On Mon, 2018-02-05 at 17:12 +0100, Miklos Szeredi wrote:
On Mon, Feb 5, 2018 at 4:50 PM, James Bottomley
[off-list ref] wrote:
quoted
On Mon, 2018-02-05 at 08:40 -0500, Mimi Zohar wrote:
quoted
On filesystems, such as fuse or remote filesystems, that we can not
detect or rely on the filesystem to tell us when a file has changed,
always re-measure, re-appraise, and/or re-audit the file.
Using the presence or absence of d_revalidate isn't definitive for
uncacheable appraisals: all stacked filesystems have to implement
d_revalidate just in case the underlying has it, but it doesn't mean
their appraisals can't be cached if they're fully built on top of
traditional filesystems (like they are in the Docker/OCI use case).
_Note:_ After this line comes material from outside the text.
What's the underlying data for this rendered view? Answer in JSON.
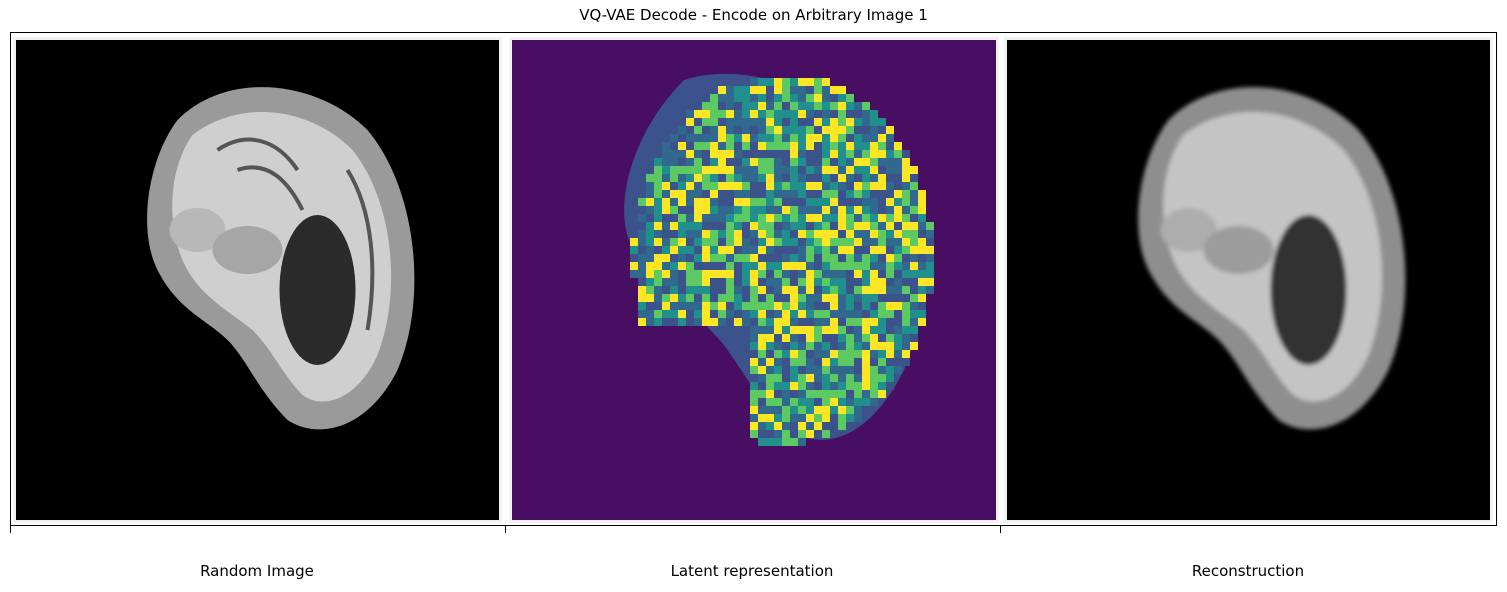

I
think the original flag approach is better. The only thing stackable
filesystems argues for is that for them it should probably be a
superblock flag so it can be per-mount point (depending on overlay
composition).
d_revalidate() also strikes me as wrong from the semantic point of
view: it's about whether the path name to inode cache needs re-
evaluating not whether the underlying inode could change arbitrarily.
These are definitely related but not necessarily equivalent concepts.
True. A more precise indication is whether cache pages have been
invalidated for a certain inode. Can we used that? I.e.
invalidate_inode_pages*() calls down into IMA or sets a flags or
whatever to indicate that the file contents might have changed.
I don't think that works for the FUSE use case.